Theoretical DFT study of solvent effects on platinum complexes interactions with cysteine and methionine

 

T. Zimmermann, J. V. Burda

 

Department of Chemical Physics and Optics, Faculty of Mathematics and Physics,Charles University, Ke Karlovu 3, 121 16 Prague 2, Czech Republic

zimros@gmail.com

                               

Interactions of two cisplatin hydrated forms cis‑[Pt(NH₃)₂ClH₂O]⁺ and cis‑[Pt(NH₃)₂(OH)H₂O]⁺ with cysteine and methionine in vacuum and with implicit solvent were simulated. In the first step, reaction mechanism involves formation of monodentate intermediates where aqua ligand is replaced with the amino acid. In the next stage, another platinum ligand is replaced by one of the remaining donor atoms of the amino acid creating a chelate structure.

Structures were optimized using DFT method with splitted valence double-zeta basis set extended by polarization and diffuse functions on heavy atoms. Solvent effects were described utilizing SCRF/COSMO solvation model in both optimization and single point calculations.
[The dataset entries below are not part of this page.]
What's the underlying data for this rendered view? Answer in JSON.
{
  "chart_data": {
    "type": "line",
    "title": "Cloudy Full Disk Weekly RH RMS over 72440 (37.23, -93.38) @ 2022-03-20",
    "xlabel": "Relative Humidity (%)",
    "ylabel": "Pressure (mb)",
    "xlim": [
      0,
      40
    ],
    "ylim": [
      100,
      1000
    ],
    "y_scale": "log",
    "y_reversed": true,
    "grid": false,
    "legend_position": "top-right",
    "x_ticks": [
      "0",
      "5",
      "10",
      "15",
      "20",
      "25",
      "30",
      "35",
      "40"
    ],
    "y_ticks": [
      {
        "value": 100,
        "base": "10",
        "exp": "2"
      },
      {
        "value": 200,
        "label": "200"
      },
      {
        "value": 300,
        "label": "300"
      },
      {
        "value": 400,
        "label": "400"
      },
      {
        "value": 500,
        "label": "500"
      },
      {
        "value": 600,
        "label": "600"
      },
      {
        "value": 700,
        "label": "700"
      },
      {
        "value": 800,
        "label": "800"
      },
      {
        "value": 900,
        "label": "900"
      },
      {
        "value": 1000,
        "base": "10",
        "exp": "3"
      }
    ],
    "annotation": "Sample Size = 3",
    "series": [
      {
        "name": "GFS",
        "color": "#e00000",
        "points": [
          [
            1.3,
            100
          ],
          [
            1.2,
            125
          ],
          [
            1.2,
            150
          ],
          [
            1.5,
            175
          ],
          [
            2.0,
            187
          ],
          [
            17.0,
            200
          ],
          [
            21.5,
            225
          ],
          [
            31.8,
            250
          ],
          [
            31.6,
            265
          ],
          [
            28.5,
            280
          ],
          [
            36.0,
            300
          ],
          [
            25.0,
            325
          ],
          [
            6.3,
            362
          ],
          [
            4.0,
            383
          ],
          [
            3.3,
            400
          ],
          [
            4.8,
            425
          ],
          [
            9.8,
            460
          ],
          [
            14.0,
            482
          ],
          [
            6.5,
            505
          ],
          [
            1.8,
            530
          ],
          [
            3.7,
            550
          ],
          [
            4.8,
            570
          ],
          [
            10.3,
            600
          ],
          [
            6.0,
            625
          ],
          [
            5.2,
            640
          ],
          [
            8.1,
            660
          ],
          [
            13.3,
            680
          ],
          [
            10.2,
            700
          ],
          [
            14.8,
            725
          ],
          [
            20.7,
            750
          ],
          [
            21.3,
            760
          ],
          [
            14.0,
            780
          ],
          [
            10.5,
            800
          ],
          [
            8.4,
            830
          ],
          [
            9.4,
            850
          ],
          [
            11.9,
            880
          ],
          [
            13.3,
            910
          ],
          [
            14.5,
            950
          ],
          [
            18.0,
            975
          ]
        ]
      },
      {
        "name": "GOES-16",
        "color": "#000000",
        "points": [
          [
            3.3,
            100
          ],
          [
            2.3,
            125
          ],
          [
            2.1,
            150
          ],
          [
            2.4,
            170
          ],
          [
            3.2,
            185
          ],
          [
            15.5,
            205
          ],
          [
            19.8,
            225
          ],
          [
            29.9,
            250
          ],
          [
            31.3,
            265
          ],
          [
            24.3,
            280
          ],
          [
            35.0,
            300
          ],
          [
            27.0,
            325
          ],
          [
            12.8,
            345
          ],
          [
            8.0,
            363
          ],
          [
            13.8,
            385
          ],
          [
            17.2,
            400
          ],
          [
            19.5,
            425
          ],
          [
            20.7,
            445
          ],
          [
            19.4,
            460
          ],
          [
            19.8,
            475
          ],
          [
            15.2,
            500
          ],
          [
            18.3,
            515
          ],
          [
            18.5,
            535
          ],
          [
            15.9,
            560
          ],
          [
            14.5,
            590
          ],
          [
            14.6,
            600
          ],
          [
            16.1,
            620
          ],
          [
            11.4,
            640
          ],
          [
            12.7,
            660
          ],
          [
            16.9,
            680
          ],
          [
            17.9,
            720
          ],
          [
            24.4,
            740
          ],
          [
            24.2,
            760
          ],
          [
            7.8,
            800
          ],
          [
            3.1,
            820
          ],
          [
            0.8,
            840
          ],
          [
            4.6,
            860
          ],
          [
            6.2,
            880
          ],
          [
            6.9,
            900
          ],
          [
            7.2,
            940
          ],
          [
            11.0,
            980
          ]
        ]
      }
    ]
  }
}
Core electrons of platinum, sulfur and chlorine atoms were described by quasirelativistic pseudopotentials. Energy decomposition together with the NPA population and MO analysis were performed using 6-311++G(2df,2pd) basis set. Reaction energies were determined in the so-called supermolecular approach as well as in the model of isolated molecules.
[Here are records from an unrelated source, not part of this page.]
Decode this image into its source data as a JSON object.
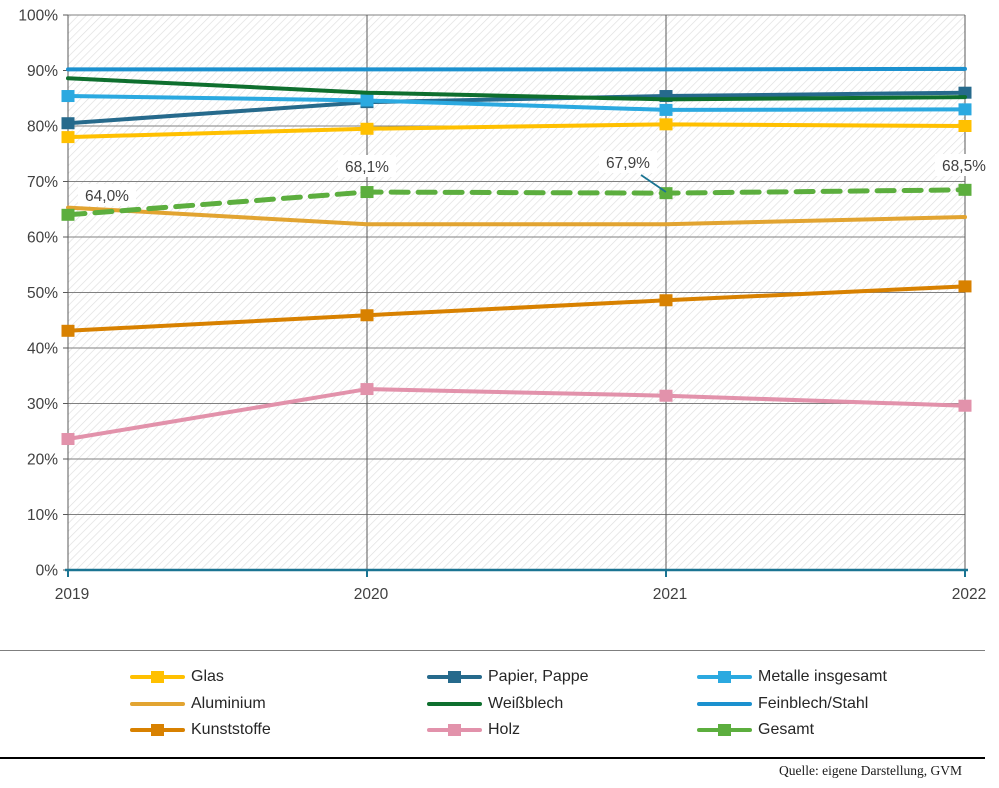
{
  "chart_data": {
    "type": "line",
    "title": "",
    "xlabel": "",
    "ylabel": "",
    "x_labels": [
      "2019",
      "2020",
      "2021",
      "2022"
    ],
    "y_ticks": [
      "0%",
      "10%",
      "20%",
      "30%",
      "40%",
      "50%",
      "60%",
      "70%",
      "80%",
      "90%",
      "100%"
    ],
    "ylim": [
      0,
      100
    ],
    "grid": true,
    "legend_position": "bottom",
    "series": [
      {
        "name": "Glas",
        "color": "#FFC000",
        "marker": true,
        "dashed": false,
        "values": [
          78.0,
          79.5,
          80.3,
          80.0
        ]
      },
      {
        "name": "Papier, Pappe",
        "color": "#266A8C",
        "marker": true,
        "dashed": false,
        "values": [
          80.5,
          84.3,
          85.4,
          86.0
        ]
      },
      {
        "name": "Metalle insgesamt",
        "color": "#2BA9E0",
        "marker": true,
        "dashed": false,
        "values": [
          85.4,
          84.6,
          82.9,
          83.0
        ]
      },
      {
        "name": "Aluminium",
        "color": "#E2A431",
        "marker": false,
        "dashed": false,
        "values": [
          65.3,
          62.3,
          62.3,
          63.6
        ]
      },
      {
        "name": "Weißblech",
        "color": "#0E6F2E",
        "marker": false,
        "dashed": false,
        "values": [
          88.6,
          86.0,
          84.8,
          85.2
        ]
      },
      {
        "name": "Feinblech/Stahl",
        "color": "#1B91CF",
        "marker": false,
        "dashed": false,
        "values": [
          90.2,
          90.2,
          90.2,
          90.3
        ]
      },
      {
        "name": "Kunststoffe",
        "color": "#D88100",
        "marker": true,
        "dashed": false,
        "values": [
          43.1,
          45.9,
          48.6,
          51.1
        ]
      },
      {
        "name": "Holz",
        "color": "#E292AB",
        "marker": true,
        "dashed": false,
        "values": [
          23.6,
          32.6,
          31.4,
          29.6
        ]
      },
      {
        "name": "Gesamt",
        "color": "#5CAE3E",
        "marker": true,
        "dashed": true,
        "values": [
          64.0,
          68.1,
          67.9,
          68.5
        ]
      }
    ],
    "annotations": [
      {
        "text": "64,0%",
        "cx": 107,
        "cy": 195
      },
      {
        "text": "68,1%",
        "cx": 367,
        "cy": 166
      },
      {
        "text": "67,9%",
        "cx": 628,
        "cy": 162,
        "leader": [
          641,
          175,
          666,
          192
        ]
      },
      {
        "text": "68,5%",
        "cx": 964,
        "cy": 165
      }
    ],
    "colors": {
      "x_axis": "#1A7492",
      "gridline_h": "#808080",
      "gridline_v": "#595959",
      "hatch": "#DEDEDE",
      "tick_text": "#404040",
      "annotation_text": "#404040",
      "leader_line": "#1A7492"
    }
  },
  "legend": {
    "columns": [
      [
        "Glas",
        "Aluminium",
        "Kunststoffe"
      ],
      [
        "Papier, Pappe",
        "Weißblech",
        "Holz"
      ],
      [
        "Metalle insgesamt",
        "Feinblech/Stahl",
        "Gesamt"
      ]
    ],
    "series_index_by_column": [
      [
        0,
        3,
        6
      ],
      [
        1,
        4,
        7
      ],
      [
        2,
        5,
        8
      ]
    ]
  },
  "source_note": "Quelle: eigene Darstellung, GVM"
}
Bond dissociation energies were calculated with counterpoise correction. In solvent, a modified protocol for basis set superposition corrections was applied to take into account interaction with solvent.
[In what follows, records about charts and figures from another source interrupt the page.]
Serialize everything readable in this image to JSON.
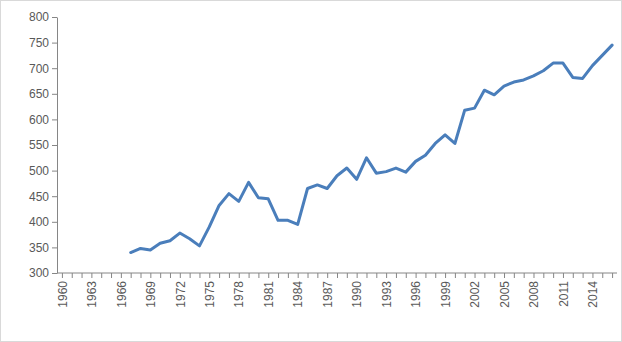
{
  "chart_data": {
    "type": "line",
    "categories": [
      "1960",
      null,
      null,
      "1963",
      null,
      null,
      "1966",
      null,
      null,
      "1969",
      null,
      null,
      "1972",
      null,
      null,
      "1975",
      null,
      null,
      "1978",
      null,
      null,
      "1981",
      null,
      null,
      "1984",
      null,
      null,
      "1987",
      null,
      null,
      "1990",
      null,
      null,
      "1993",
      null,
      null,
      "1996",
      null,
      null,
      "1999",
      null,
      null,
      "2002",
      null,
      null,
      "2005",
      null,
      null,
      "2008",
      null,
      null,
      "2011",
      null,
      null,
      "2014",
      null,
      null
    ],
    "values": [
      null,
      null,
      null,
      null,
      null,
      null,
      null,
      340,
      348,
      345,
      358,
      363,
      378,
      367,
      353,
      390,
      432,
      455,
      440,
      477,
      447,
      445,
      403,
      403,
      395,
      465,
      472,
      465,
      490,
      505,
      483,
      525,
      495,
      498,
      505,
      497,
      518,
      530,
      553,
      570,
      553,
      618,
      622,
      657,
      648,
      665,
      673,
      677,
      685,
      695,
      710,
      710,
      682,
      680,
      705,
      725,
      745
    ],
    "color": "#4a7ebb",
    "ylim": [
      300,
      800
    ],
    "yticks": [
      300,
      350,
      400,
      450,
      500,
      550,
      600,
      650,
      700,
      750,
      800
    ],
    "grid": false
  }
}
Estimation of pK_a values of all investigated complexes was done. Several implicit solvent methods were used and the best results were obtained for the B3LYP/6-311++G(2df,2pd) method with DPCM solvation scheme and UAHF cavities. Spheres around platinum ligands were constructed following UAHF rules using atomic charges obtained from NPA analysis within the single point CPCM calculations.